No puedo sino modelarte en
barro. Al sol de medio día quedarás dispuesta obscenamente en la longitud
eterna de un segundo. Tu rostro, henchido de idiotez, será la firme muestra de
la inutilidad, de la vacuidad malsana que encierra todo intento por comunicarnos.

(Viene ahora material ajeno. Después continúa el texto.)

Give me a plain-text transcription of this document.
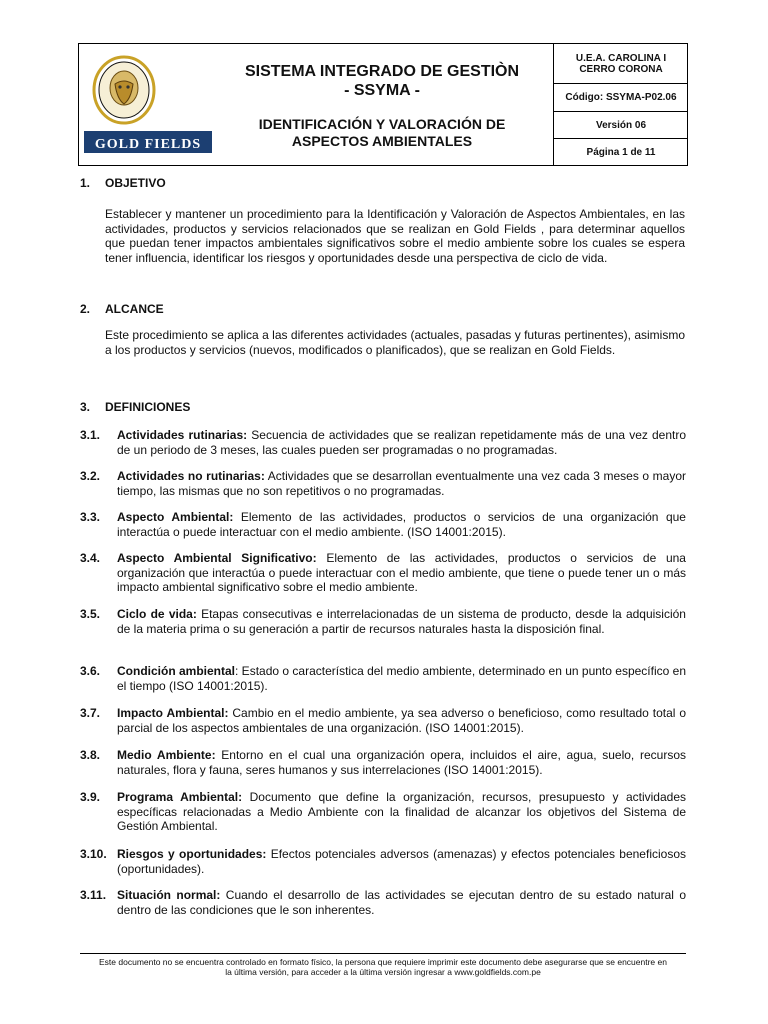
GOLD FIELDS
SISTEMA INTEGRADO DE GESTIÒN
- SSYMA -
IDENTIFICACIÓN Y VALORACIÓN DE
ASPECTOS AMBIENTALES
U.E.A. CAROLINA I
CERRO CORONA
Código: SSYMA-P02.06
Versión 06
Página 1 de 11
1. OBJETIVO
Establecer y mantener un procedimiento para la Identificación y Valoración de Aspectos Ambientales, en las actividades, productos y servicios relacionados que se realizan en Gold Fields , para determinar aquellos que puedan tener impactos ambientales significativos sobre el medio ambiente sobre los cuales se espera tener influencia, identificar los riesgos y oportunidades desde una perspectiva de ciclo de vida.
2. ALCANCE
Este procedimiento se aplica a las diferentes actividades (actuales, pasadas y futuras pertinentes), asimismo a los productos y servicios (nuevos, modificados o planificados), que se realizan en Gold Fields.
3. DEFINICIONES
3.1. Actividades rutinarias: Secuencia de actividades que se realizan repetidamente más de una vez dentro de un periodo de 3 meses, las cuales pueden ser programadas o no programadas.
3.2. Actividades no rutinarias: Actividades que se desarrollan eventualmente una vez cada 3 meses o mayor tiempo, las mismas que no son repetitivos o no programadas.
3.3. Aspecto Ambiental: Elemento de las actividades, productos o servicios de una organización que interactúa o puede interactuar con el medio ambiente. (ISO 14001:2015).
3.4. Aspecto Ambiental Significativo: Elemento de las actividades, productos o servicios de una organización que interactúa o puede interactuar con el medio ambiente, que tiene o puede tener un o más impacto ambiental significativo sobre el medio ambiente.
3.5. Ciclo de vida: Etapas consecutivas e interrelacionadas de un sistema de producto, desde la adquisición de la materia prima o su generación a partir de recursos naturales hasta la disposición final.
3.6. Condición ambiental: Estado o característica del medio ambiente, determinado en un punto específico en el tiempo (ISO 14001:2015).
3.7. Impacto Ambiental: Cambio en el medio ambiente, ya sea adverso o beneficioso, como resultado total o parcial de los aspectos ambientales de una organización. (ISO 14001:2015).
3.8. Medio Ambiente: Entorno en el cual una organización opera, incluidos el aire, agua, suelo, recursos naturales, flora y fauna, seres humanos y sus interrelaciones (ISO 14001:2015).
3.9. Programa Ambiental: Documento que define la organización, recursos, presupuesto y actividades específicas relacionadas a Medio Ambiente con la finalidad de alcanzar los objetivos del Sistema de Gestión Ambiental.
3.10. Riesgos y oportunidades: Efectos potenciales adversos (amenazas) y efectos potenciales beneficiosos (oportunidades).
3.11. Situación normal: Cuando el desarrollo de las actividades se ejecutan dentro de su estado natural o dentro de las condiciones que le son inherentes.
Este documento no se encuentra controlado en formato físico, la persona que requiere imprimir este documento debe asegurarse que se encuentre en
la última versión, para acceder a la última versión ingresar a www.goldfields.com.pe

Un rostro de indiferencia si así lo quieres. Ya tu voz ahogada, ya tu mirada yerta,
serán los vestigios del triunfo de la muerte sobre la vida. ¡No pretendo darte
siquiera un entierro digno! Porque al cadáver despreciable sólo se le arroja al
mar de la inmundicia o se le deja en el sepulcro gélido y sombrío de la
escritura. En cualquier caso, nada puedes hacer frente a la destrucción de tu
recuerdo: eres capital muerto. Y quizá, por designio de no sé qué dios oculto,
algún día desaparezcas definitivamente de la faz de mis dominios. Desaparecer
en un momento, al ritmo de la furia del trueno y sin dejar huella, sin dejar
siquiera el hedor del cuerpo agusanado; ese debe ser tu destino. Serás, al
final de la jornada, una forma vacía carente de todo contenido. Nada apuntará
hacia ti, ni la mirada afligida ni el lenguaje entenebrado. Serás un banal
vacío, un silencio, una omisión.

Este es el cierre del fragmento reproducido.